Twitter can sometimes be a dangerous place to comment, politician after politician and the public can sometimes fall foul of the law.
One high profile case is that of a tweet by Commons Speaker's wife Sally Bercow about Lord McAlpine.
She posted a ditto after Newsnight ran with a story implicated the former Conservative Party treasurer in allegations of sex abuse at Bryn Estyn children's home in the 1970s and 1980s.
The tweet was libelous, and Lord McAlpine has taken Ms. Bercow to Court and they have found in his favour.
Mrs Bercow has always denied that the tweet - "Why is Lord McAlpine trending? *Innocent face*" - was defamatory, but lawyers for the peer said it pointed "the finger of blame" at him during a media frenzy.
Lord McAlpine said it meant he was a paedophile who was guilty of sexually abusing boys living in care, and he wants damages.
Recently on the blog, a SNP supporter wrote in to say this to me:
“This is ground breaking shit man and nae comments whats wrong wi people that they cannae see this big fat smelly shite is bang on the money what a pity he is a walter mitty who has invented a bio for himself that stinks as much as his oxters and scrotum far oot man I need a scare crow fur ma neeps whit are ye daan this summer apart fae nae washing and creeping aboot the parks at nicht looking fur a blow job fae a guy fuck of and die ya big fat smelly cunt”.
Apparently they didn’t like my article on how the SNP are denying ordinary working class Scots life chances. The hatemonger states I am a homosexual who seeks “blowjobs” in public parks.
This individual is a sicko, it is done to harassment and intimidate, but I wouldn’t be feart and will continue to write and speak out as I see fit.
As to Ms. Bercow’s troubles, there will now be another hearing at a later date to decide damages.
That is unless Ms. Berocw and McAlpine can reach agreement; McAlpine has previously won six figure damages from the BBC and ITV, so Ms. Bercow is on a sticky wicket.

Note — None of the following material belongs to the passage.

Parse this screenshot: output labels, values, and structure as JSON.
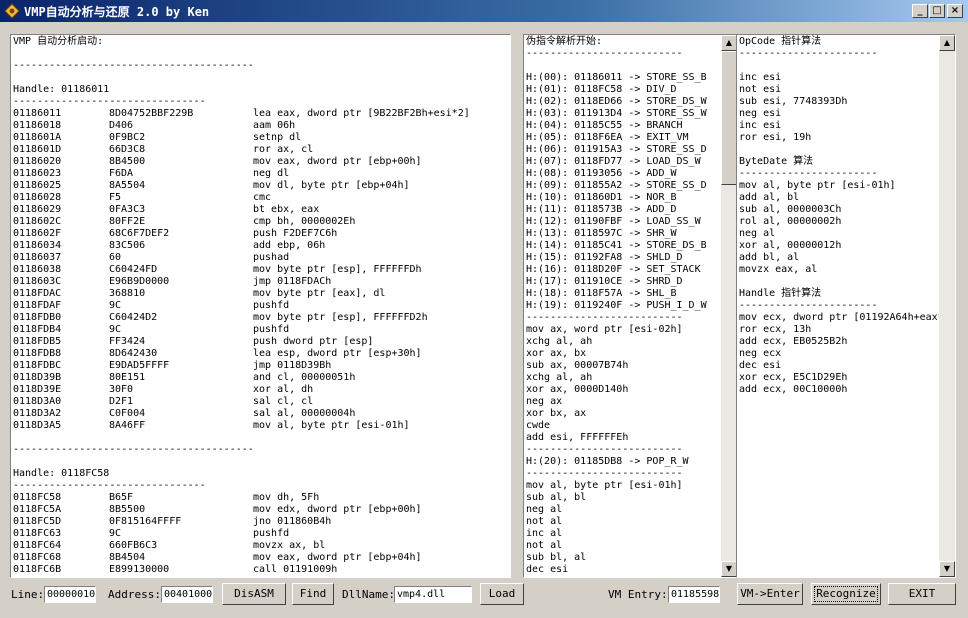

In mitigation, Mr Justice Tugendhat, in London, has heard that Mrs Bercow promptly tweeted her apologies, and she also provided letters apologising for the distress caused and making clear that the underlying allegations were untrue.
In a statement following the ruling, Mrs Bercow said:
"Today the High Court found that my tweet constituted a serious libel, both in its natural meaning and as an innuendo. To say I'm surprised and disappointed by this is an understatement. However, I will accept the ruling as the end of the matter. I remain sorry for the distress I have caused Lord McAlpine and I repeat my apologies. I have accepted an earlier offer his lawyers made to settle this matter."

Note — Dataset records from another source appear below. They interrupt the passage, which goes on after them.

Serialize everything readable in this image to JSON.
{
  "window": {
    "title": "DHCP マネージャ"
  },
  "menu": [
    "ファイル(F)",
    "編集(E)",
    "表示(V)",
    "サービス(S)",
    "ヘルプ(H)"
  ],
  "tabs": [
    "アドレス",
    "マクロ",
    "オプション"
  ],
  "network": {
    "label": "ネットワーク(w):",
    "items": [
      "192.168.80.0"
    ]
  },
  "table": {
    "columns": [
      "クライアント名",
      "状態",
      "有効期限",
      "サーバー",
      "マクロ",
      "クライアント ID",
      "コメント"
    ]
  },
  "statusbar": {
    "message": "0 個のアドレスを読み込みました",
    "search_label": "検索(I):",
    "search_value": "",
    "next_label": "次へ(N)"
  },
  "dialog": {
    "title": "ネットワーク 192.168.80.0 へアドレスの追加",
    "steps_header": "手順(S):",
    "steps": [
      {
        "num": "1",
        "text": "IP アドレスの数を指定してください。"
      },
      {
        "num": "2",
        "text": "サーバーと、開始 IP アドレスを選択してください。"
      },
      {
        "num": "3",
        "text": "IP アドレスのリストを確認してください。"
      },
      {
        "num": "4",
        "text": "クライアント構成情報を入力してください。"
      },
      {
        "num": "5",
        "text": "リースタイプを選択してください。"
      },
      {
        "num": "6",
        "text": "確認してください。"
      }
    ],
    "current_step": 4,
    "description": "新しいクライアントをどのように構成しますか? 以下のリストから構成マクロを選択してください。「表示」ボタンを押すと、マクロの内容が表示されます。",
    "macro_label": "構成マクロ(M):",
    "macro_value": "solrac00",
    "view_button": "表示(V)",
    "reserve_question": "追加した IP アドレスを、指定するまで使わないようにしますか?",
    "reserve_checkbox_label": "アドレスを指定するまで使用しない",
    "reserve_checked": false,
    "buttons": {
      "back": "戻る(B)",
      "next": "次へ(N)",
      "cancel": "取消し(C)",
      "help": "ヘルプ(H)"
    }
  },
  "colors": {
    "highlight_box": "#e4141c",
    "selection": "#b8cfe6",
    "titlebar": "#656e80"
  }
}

Although we have seen people in public fall from grace and sometimes spectacularly so, this was a story that I didn’t blog on as there seem to be a bit of a witch hunt because of the Jimmy Saville stories.
As we have seen, many household names, people in the public domain for decades are now accused of sexual crimes, their trials are in progress: and the scale, is in some respects breathtaking.

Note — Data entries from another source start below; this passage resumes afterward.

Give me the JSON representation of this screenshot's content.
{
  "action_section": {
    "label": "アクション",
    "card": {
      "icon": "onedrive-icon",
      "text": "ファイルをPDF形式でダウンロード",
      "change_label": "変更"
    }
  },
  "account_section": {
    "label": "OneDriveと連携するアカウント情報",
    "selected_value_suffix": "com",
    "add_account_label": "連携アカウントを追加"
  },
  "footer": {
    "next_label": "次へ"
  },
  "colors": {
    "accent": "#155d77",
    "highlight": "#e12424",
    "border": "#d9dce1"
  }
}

Andrew Reid of RMPI Solicitors said:
"The apologies previously received from Mrs Bercow did not concede that her tweet was defamatory. Clearly she must now accept this fact. The failure of Mrs Bercow to admit that her tweet was defamatory caused considerable unnecessary pain and suffering to Lord McAlpine and his family over the past six months. With knowledge of the judgment, I am pleased to be able to say that Mrs Bercow has finally seen sense and has accepted an offer of settlement, which Lord McAlpine made back in January. Mr Justice Tugendhat's judgment is one of great public interest and provides both a warning to, and guidance for, people who use social media. It highlights how established legal principles apply to social media, and how the courts take account of the particular way in which social media operates when reaching decisions on whether publications are defamatory."
In the statement, Mrs Bercow said:
"In November 2012, I tweeted the question 'Why is Lord McAlpine trending? *innocent face*'. I did not tweet this with malice, and I did not intend to libel Lord McAlpine. I was being conversational and mischievous, as was so often my style on Twitter. I very much regret my tweet, and I promptly apologised publicly and privately to Lord McAlpine for the distress I caused him. I also made two offers of compensation. Lord McAlpine issued proceedings and the last few months have been a nightmare. I am sure he has found it as stressful as I have. Litigation is not a pleasant experience for anyone”.
Quite so ma’am!
Well, the rule of thumb is quite clear, if you tweet or blog, then simply tell the truth, so far that is still legal.
Ms. Bercow better ask her husband, John Bercow, the Speaker of the House of Commons for a loan, I suspect she will need to scrap a few quid together.